Before the pandemic, most researchers could separate work from family time. The situation forced us all to work from home with negative consequences on our physical, social and emotional well-being. We had hours of virtual meetings (and still do), teaching activities, workshops and national research grant reviews, among others. This necessitates switching among platforms such as Teams, Zoom and Blackboard. Unfortunately, many of us now endure screen fatigue, extended work hours, separation from family, loved ones, friends and colleagues, obesity and depression. The limitation on the maximum number of people that can meet at any one time makes networking difficult. Existing partnerships cannot be effectively nurtured and new ones cannot be initiated. Many conferences now take place virtually, but they are not the same as meeting in person.

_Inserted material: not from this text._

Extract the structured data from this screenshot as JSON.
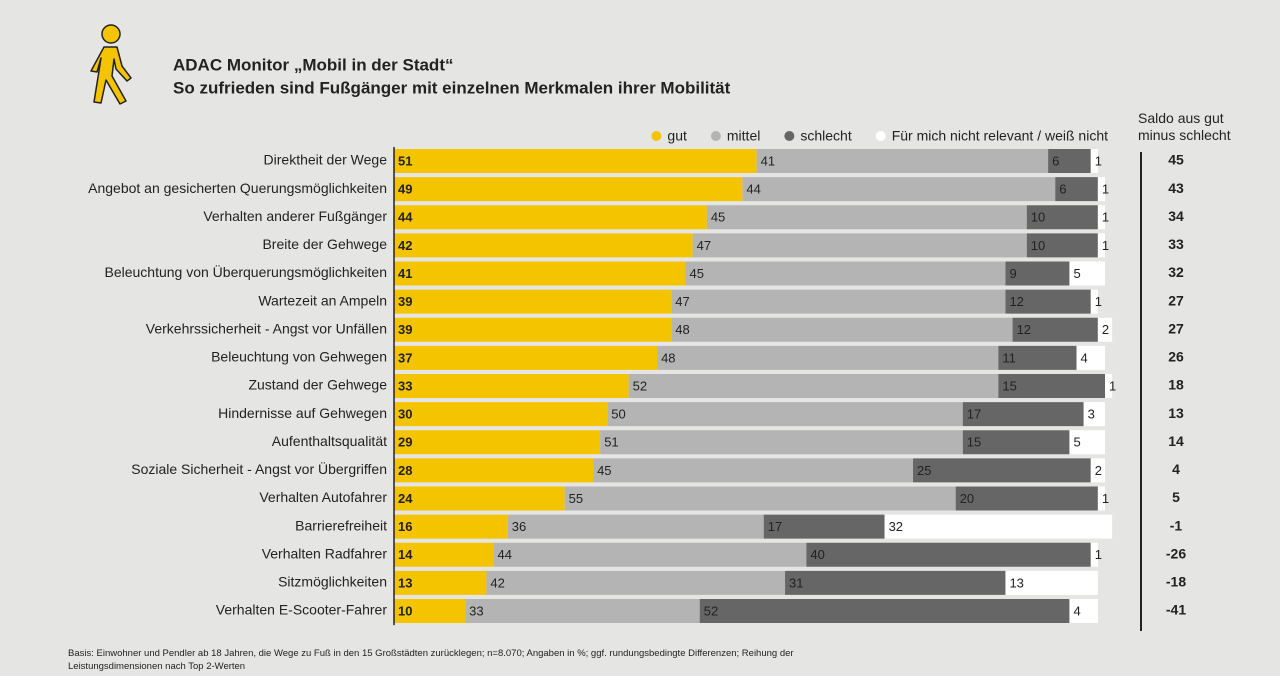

Although everyone has been negatively affected by COVID-19, those with caring responsibilities were most affected. In South Africa, these usually fall on women. Many are carers for older family members and need to deliver on jobs that now require double time and attention because of the so-called “new norm”. Women are also traditionally responsible for chores like cooking and cleaning, and on top of that, must arrange the home-schooling of their children. Many families with working or single parents hire paid assistants, which alleviates the domestic burden placed on women. However, lockdown restrictions did not allow domestic assistants to work and this has particularly impacted many women in research and academia as they have had to take on extra unpaid labour on top of their regular work.

Even with such a tough year for all researchers, there have been some positive changes to the research environment in South Africa due to the pandemic. Institutions and researchers have been forced to embrace many of the technologies that were already available to us and to use them more optimally. Committee meetings, research engagement activities, staff and postgraduate supervision were delivered online. COVID-19 disease research ideas were quickly funded with several waivers on approval structures to encourage researchers. Investments are being made in the technology infrastructure of institutions. Provisions are being made for internet access for remote working and most students now have access to computers and laptops.

Personally, when the pandemic started, I initially panicked because the world was dealing with a new and unknown enemy – a disease that was killing thousands daily – and the little information available at the time was sparse and confusing. I missed opportunities, including one to speak as a panel member in a side event at the United Nations CSW65 in New York. The lockdown forced a sedentary life on me, and I gained 7 kg in 8 months. For most of the year, I was frustrated and in despair with many uncertainties about the future. I thought the whole year was lost due to the pandemic restrictions.

However, my reflections on the past year proved otherwise; I did more than I imagined. Apart from the normal routine work, I coordinated applications for three new programmes. I authored or co-authored five research and fellowship proposals. I started a new project and submitted my deliverables for the year. I received a new research grant. Two of my doctoral students graduated. I continue with the supervision of four masters students and a postdoctoral fellow. Six articles were published. I virtually delivered invited speeches and panel discussions, reviewed manuscripts and proposals, and served as external examiner for three universities.

Although the pandemic year of 2020 was a difficult one, it was also a highly productive year for me. I now know how to be more effective as a scientist under such circumstances. I also learnt more about self-care and love. I understand now that my holistic well-being is critical for my productivity. I am optimistic that with vaccine development and rollout across continents, there is now light at the end of the tunnel for physical interaction among researchers, and more scientific activities and engagements.